Lits

Retour au camp­ing de la cen­trale nucléaire. Un chat passe. Il sent ma présence à bord du van, s’im­mo­bilise, cherche. Renonce, pour­suit. Dans les maison­nettes de plas­tique ondulé des familles invis­i­bles. Garées sur des tapis vert gazon de petites voitures, près des W.C. une Mer­cedes noire con­tre une piscine hors-sol.
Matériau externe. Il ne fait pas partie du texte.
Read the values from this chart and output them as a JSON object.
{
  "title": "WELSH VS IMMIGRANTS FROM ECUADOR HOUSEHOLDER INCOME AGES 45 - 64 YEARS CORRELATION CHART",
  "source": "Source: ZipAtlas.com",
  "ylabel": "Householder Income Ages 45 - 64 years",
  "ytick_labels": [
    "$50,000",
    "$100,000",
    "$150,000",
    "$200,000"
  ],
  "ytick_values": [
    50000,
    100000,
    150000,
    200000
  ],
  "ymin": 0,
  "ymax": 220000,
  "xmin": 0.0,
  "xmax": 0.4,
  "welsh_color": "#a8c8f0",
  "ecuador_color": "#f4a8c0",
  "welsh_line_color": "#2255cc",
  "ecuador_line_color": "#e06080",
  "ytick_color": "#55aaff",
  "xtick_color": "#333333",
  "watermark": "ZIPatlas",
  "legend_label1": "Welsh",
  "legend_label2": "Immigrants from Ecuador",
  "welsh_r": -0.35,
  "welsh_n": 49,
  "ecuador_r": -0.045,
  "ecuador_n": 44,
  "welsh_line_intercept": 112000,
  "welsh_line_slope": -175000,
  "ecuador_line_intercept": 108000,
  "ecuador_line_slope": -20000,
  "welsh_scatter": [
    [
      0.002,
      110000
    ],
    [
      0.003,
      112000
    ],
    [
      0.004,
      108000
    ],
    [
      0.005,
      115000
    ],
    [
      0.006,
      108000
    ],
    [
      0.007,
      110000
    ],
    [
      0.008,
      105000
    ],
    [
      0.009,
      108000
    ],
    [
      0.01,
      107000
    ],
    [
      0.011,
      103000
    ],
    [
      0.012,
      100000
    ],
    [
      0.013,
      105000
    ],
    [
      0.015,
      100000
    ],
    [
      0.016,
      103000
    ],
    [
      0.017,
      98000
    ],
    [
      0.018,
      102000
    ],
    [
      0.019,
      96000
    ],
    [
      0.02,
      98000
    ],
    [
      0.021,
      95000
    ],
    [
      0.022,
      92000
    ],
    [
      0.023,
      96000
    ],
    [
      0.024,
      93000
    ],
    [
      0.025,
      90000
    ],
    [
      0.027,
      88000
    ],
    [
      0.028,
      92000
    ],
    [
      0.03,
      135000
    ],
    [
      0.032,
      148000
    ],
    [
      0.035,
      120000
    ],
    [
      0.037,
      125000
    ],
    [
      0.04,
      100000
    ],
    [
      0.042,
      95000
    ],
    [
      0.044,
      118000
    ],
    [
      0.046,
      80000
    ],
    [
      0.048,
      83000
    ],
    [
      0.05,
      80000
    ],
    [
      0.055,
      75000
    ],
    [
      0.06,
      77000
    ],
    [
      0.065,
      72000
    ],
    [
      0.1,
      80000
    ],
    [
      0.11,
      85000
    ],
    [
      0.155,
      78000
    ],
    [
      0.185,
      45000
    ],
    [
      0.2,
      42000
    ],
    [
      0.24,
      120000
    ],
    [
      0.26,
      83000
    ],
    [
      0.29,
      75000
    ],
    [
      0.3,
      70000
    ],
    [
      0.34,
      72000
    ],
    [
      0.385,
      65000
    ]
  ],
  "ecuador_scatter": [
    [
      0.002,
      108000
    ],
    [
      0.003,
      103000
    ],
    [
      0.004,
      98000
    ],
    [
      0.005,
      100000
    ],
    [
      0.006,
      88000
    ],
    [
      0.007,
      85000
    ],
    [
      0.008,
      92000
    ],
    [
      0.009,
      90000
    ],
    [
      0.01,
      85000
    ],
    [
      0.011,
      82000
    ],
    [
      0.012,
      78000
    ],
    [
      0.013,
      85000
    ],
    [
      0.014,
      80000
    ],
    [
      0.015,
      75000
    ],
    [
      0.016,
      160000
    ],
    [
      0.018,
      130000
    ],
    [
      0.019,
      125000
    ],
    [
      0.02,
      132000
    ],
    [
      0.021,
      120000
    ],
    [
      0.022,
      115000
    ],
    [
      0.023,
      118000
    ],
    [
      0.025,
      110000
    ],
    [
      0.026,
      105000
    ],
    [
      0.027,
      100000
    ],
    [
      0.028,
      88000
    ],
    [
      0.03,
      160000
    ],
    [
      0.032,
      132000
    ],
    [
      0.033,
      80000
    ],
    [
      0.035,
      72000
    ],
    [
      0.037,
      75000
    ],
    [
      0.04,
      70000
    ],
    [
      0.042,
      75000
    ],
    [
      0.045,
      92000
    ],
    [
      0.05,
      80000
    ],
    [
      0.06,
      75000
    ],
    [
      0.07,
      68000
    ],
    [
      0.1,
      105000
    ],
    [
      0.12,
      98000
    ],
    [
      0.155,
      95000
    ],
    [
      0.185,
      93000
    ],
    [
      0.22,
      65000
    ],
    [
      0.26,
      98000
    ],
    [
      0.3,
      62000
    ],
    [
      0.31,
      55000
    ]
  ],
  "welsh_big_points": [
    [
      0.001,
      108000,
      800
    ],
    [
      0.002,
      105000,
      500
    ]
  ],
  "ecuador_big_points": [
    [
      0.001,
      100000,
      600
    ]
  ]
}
En par­tie basse du van, sur la couchette, en vrac, les pièces du lit lux­ueux que j’ai acheté il y a dix ans à Fri­bourg, cent-qua­tre-vingt cen­timètres de large, une tête rem­bour­rée et mol­leton­née, et les car­tons d’archives récupérés dans a cave de Luv laque­lle quitte Neuchâ­tel à la fin du mois la pre­mière par­tie de ses études uni­ver­si­taires finies : l’ensem­ble monte jusqu’au pla­fond, je dois ram­per sur le dos pour attein­dre les bières, me con­tor­sion­ner pour aller dormir à l’é­tage, dans le toit ouvrant. Le lende­main matin, longue mise en ordre et tra­vail de sécuri­sa­tion du con­tenu avant de repren­dre la route en direc­tion des Pyrénées, huit heures de con­duite. Arrivé à domi­cile, en sueur après avoir porté les morceaux du lit depuis la place du vil­lage et lut­té pour les faire tran­siter par des portes trop petites, je trie les car­tons et décou­vre des dizaines de man­u­scrits, de cahiers, de notes, de scé­nar­ios, de pièces, de cor­re­spon­dances oubliés.